In “Still Come Home,” Katey Schultz weaves together the stories of three struggling people: Nathan Miller, a National Guards officer finishing up his fourth tour in Afghanistan; Aaseya, a 17-year-old Afghan girl who wishes for more education and freedom, both denied to her after her family was killed; and Rahim, Aaseya’s 40-year-old husband, who has been caught up in a Taliban scheme. All three characters are brought together in a final confrontation that changes all their lives.
“Still Come Home” is ostensibly a war story, but at its heart it’s a family story. Nathan is torn between his desire to go home and be there for his family, and his deep-seated need to be in the war zone in order to atone for past mistakes and be there for his Guards family. Aaseya and Rahim are supposed to be forming a family, but after three years of marriage there are still no children, and their relationship is often fraught because of Aaseya’s need for freedom and independence. Both families struggle to overcome the internal forces that threaten to tear them apart and scatter them to the winds, just as bodies are torn apart by explosives.
It is also a war story, and on that plane the book builds slowly but steadily towards a crescendo of violence, as Nathan’s squad sets off on a humanitarian mission to Aaseya’s village. The readers are shown different pieces of the story, as Aaseya and Rahim both know parts of what the Taliban is planning, but not the whole thing, and Nathan has no idea. The effect is one of slowly ratcheted up tension, as the reader knows that something violent and tragic is coming, but not what.

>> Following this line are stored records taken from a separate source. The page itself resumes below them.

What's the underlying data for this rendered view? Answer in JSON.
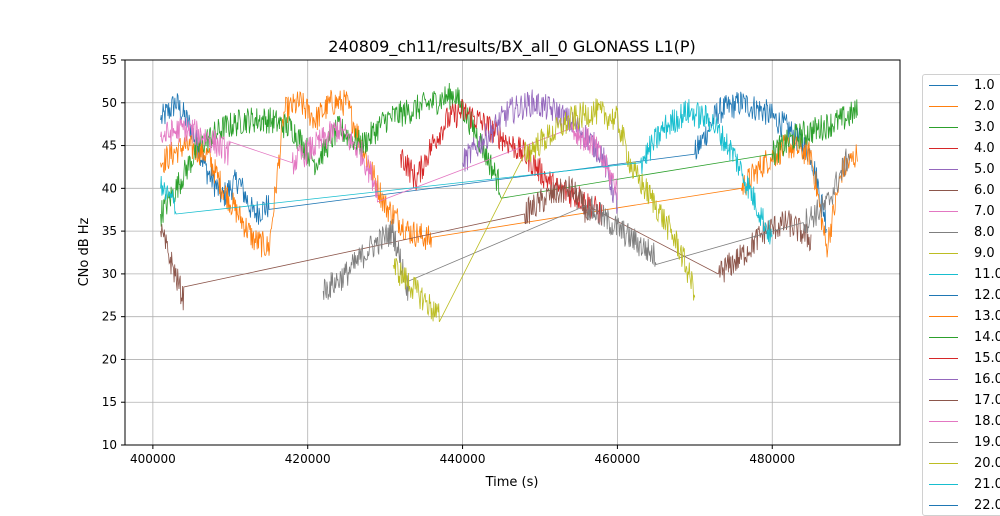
{
  "chart_data": {
    "type": "line",
    "title": "240809_ch11/results/BX_all_0 GLONASS L1(P)",
    "xlabel": "Time (s)",
    "ylabel": "CNo dB Hz",
    "xlim": [
      396400,
      496500
    ],
    "ylim": [
      10,
      55
    ],
    "xticks": [
      400000,
      420000,
      440000,
      460000,
      480000
    ],
    "xtick_labels": [
      "400000",
      "420000",
      "440000",
      "460000",
      "480000"
    ],
    "yticks": [
      10,
      15,
      20,
      25,
      30,
      35,
      40,
      45,
      50,
      55
    ],
    "ytick_labels": [
      "10",
      "15",
      "20",
      "25",
      "30",
      "35",
      "40",
      "45",
      "50",
      "55"
    ],
    "grid": true,
    "legend_position": "right-outside",
    "series": [
      {
        "name": "1.0",
        "color": "#1f77b4",
        "points": [
          [
            401000,
            48
          ],
          [
            403000,
            50
          ],
          [
            405000,
            47
          ],
          [
            407000,
            42
          ],
          [
            409000,
            39
          ],
          [
            411000,
            41
          ],
          [
            413000,
            37
          ],
          [
            415000,
            38
          ],
          [
            470000,
            44
          ],
          [
            473000,
            49
          ],
          [
            476000,
            50
          ],
          [
            479000,
            49
          ],
          [
            482000,
            47
          ],
          [
            485000,
            44
          ],
          [
            487000,
            36
          ]
        ]
      },
      {
        "name": "2.0",
        "color": "#ff7f0e",
        "points": [
          [
            401000,
            43
          ],
          [
            404000,
            45
          ],
          [
            407000,
            44
          ],
          [
            409000,
            40
          ],
          [
            411000,
            37
          ],
          [
            413000,
            34
          ],
          [
            415000,
            33
          ],
          [
            417000,
            49
          ],
          [
            419000,
            50
          ],
          [
            421000,
            48
          ],
          [
            423000,
            50
          ],
          [
            425000,
            50
          ],
          [
            427000,
            45
          ],
          [
            430000,
            38
          ],
          [
            433000,
            35
          ],
          [
            436000,
            34
          ],
          [
            476000,
            40
          ],
          [
            479000,
            43
          ],
          [
            482000,
            45
          ],
          [
            485000,
            44
          ],
          [
            487000,
            33
          ],
          [
            489000,
            42
          ],
          [
            491000,
            44
          ]
        ]
      },
      {
        "name": "3.0",
        "color": "#2ca02c",
        "points": [
          [
            401000,
            37
          ],
          [
            403000,
            40
          ],
          [
            406000,
            45
          ],
          [
            409000,
            47
          ],
          [
            412000,
            48
          ],
          [
            415000,
            48
          ],
          [
            418000,
            47
          ],
          [
            421000,
            43
          ],
          [
            424000,
            47
          ],
          [
            427000,
            45
          ],
          [
            430000,
            48
          ],
          [
            433000,
            49
          ],
          [
            436000,
            50
          ],
          [
            439000,
            51
          ],
          [
            442000,
            46
          ],
          [
            445000,
            40
          ],
          [
            480000,
            44
          ],
          [
            483000,
            46
          ],
          [
            486000,
            47
          ],
          [
            489000,
            48
          ],
          [
            491000,
            49
          ]
        ]
      },
      {
        "name": "4.0",
        "color": "#d62728",
        "points": [
          [
            432000,
            44
          ],
          [
            434000,
            41
          ],
          [
            436000,
            45
          ],
          [
            438000,
            48
          ],
          [
            440000,
            49
          ],
          [
            442000,
            48
          ],
          [
            445000,
            46
          ],
          [
            448000,
            44
          ],
          [
            452000,
            40
          ],
          [
            455000,
            39
          ],
          [
            458000,
            37
          ]
        ]
      },
      {
        "name": "5.0",
        "color": "#9467bd",
        "points": [
          [
            440000,
            43
          ],
          [
            443000,
            46
          ],
          [
            446000,
            49
          ],
          [
            449000,
            50
          ],
          [
            452000,
            49
          ],
          [
            455000,
            47
          ],
          [
            458000,
            44
          ],
          [
            460000,
            38
          ]
        ]
      },
      {
        "name": "6.0",
        "color": "#8c564b",
        "points": [
          [
            401000,
            35
          ],
          [
            402500,
            31
          ],
          [
            404000,
            27
          ],
          [
            448000,
            37
          ],
          [
            451000,
            39
          ],
          [
            454000,
            40
          ],
          [
            457000,
            36
          ],
          [
            473000,
            30
          ],
          [
            476000,
            32
          ],
          [
            479000,
            35
          ],
          [
            482000,
            36
          ],
          [
            485000,
            34
          ]
        ]
      },
      {
        "name": "7.0",
        "color": "#e377c2",
        "points": [
          [
            401000,
            46
          ],
          [
            404000,
            47
          ],
          [
            407000,
            46
          ],
          [
            410000,
            44
          ],
          [
            418000,
            43
          ],
          [
            421000,
            45
          ],
          [
            424000,
            47
          ],
          [
            427000,
            44
          ],
          [
            429000,
            40
          ],
          [
            454000,
            47
          ],
          [
            457000,
            45
          ],
          [
            460000,
            40
          ]
        ]
      },
      {
        "name": "8.0",
        "color": "#7f7f7f",
        "points": [
          [
            422000,
            28
          ],
          [
            425000,
            30
          ],
          [
            428000,
            33
          ],
          [
            431000,
            35
          ],
          [
            433000,
            28
          ],
          [
            456000,
            38
          ],
          [
            459000,
            36
          ],
          [
            462000,
            34
          ],
          [
            465000,
            32
          ],
          [
            484000,
            36
          ],
          [
            487000,
            38
          ],
          [
            490000,
            44
          ]
        ]
      },
      {
        "name": "9.0",
        "color": "#bcbd22",
        "points": [
          [
            431000,
            31
          ],
          [
            433000,
            29
          ],
          [
            435000,
            27
          ],
          [
            437000,
            25
          ],
          [
            448000,
            44
          ],
          [
            451000,
            46
          ],
          [
            454000,
            48
          ],
          [
            457000,
            49
          ],
          [
            460000,
            48
          ],
          [
            462000,
            42
          ],
          [
            465000,
            38
          ],
          [
            468000,
            33
          ],
          [
            470000,
            28
          ]
        ]
      },
      {
        "name": "11.0",
        "color": "#17becf",
        "points": [
          [
            401000,
            40
          ],
          [
            403000,
            38
          ],
          [
            463000,
            43
          ],
          [
            466000,
            47
          ],
          [
            469000,
            49
          ],
          [
            472000,
            48
          ],
          [
            475000,
            44
          ],
          [
            478000,
            38
          ],
          [
            480000,
            34
          ]
        ]
      },
      {
        "name": "12.0",
        "color": "#1f77b4",
        "points": []
      },
      {
        "name": "13.0",
        "color": "#ff7f0e",
        "points": []
      },
      {
        "name": "14.0",
        "color": "#2ca02c",
        "points": []
      },
      {
        "name": "15.0",
        "color": "#d62728",
        "points": []
      },
      {
        "name": "16.0",
        "color": "#9467bd",
        "points": []
      },
      {
        "name": "17.0",
        "color": "#8c564b",
        "points": []
      },
      {
        "name": "18.0",
        "color": "#e377c2",
        "points": []
      },
      {
        "name": "19.0",
        "color": "#7f7f7f",
        "points": []
      },
      {
        "name": "20.0",
        "color": "#bcbd22",
        "points": []
      },
      {
        "name": "21.0",
        "color": "#17becf",
        "points": []
      },
      {
        "name": "22.0",
        "color": "#1f77b4",
        "points": []
      }
    ]
  }
}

The highlight of the book, though, is the humanness of its main characters, and the sense of verisimilitude it gives for its setting. Although it’s not a long book, the descriptions are lush, dwelling on the sweetness of an apricot or the dust of a village street. Both the American and the Afghan characters are fully realized, with Schultz not shying away from some of the more negative aspects of Afghan culture, such as the sexual exploitation of children, but still conveying a sense of sympathy and realism for her characters.
“Still Come Home” is not a high-action, guns-blazing type of war novel. Instead, it focuses on the characters’ relationships and inner lives, and the deft buildup of suspense. Highly recommended for fans of literary fiction, or anyone wanting to read some contemporary American war prose.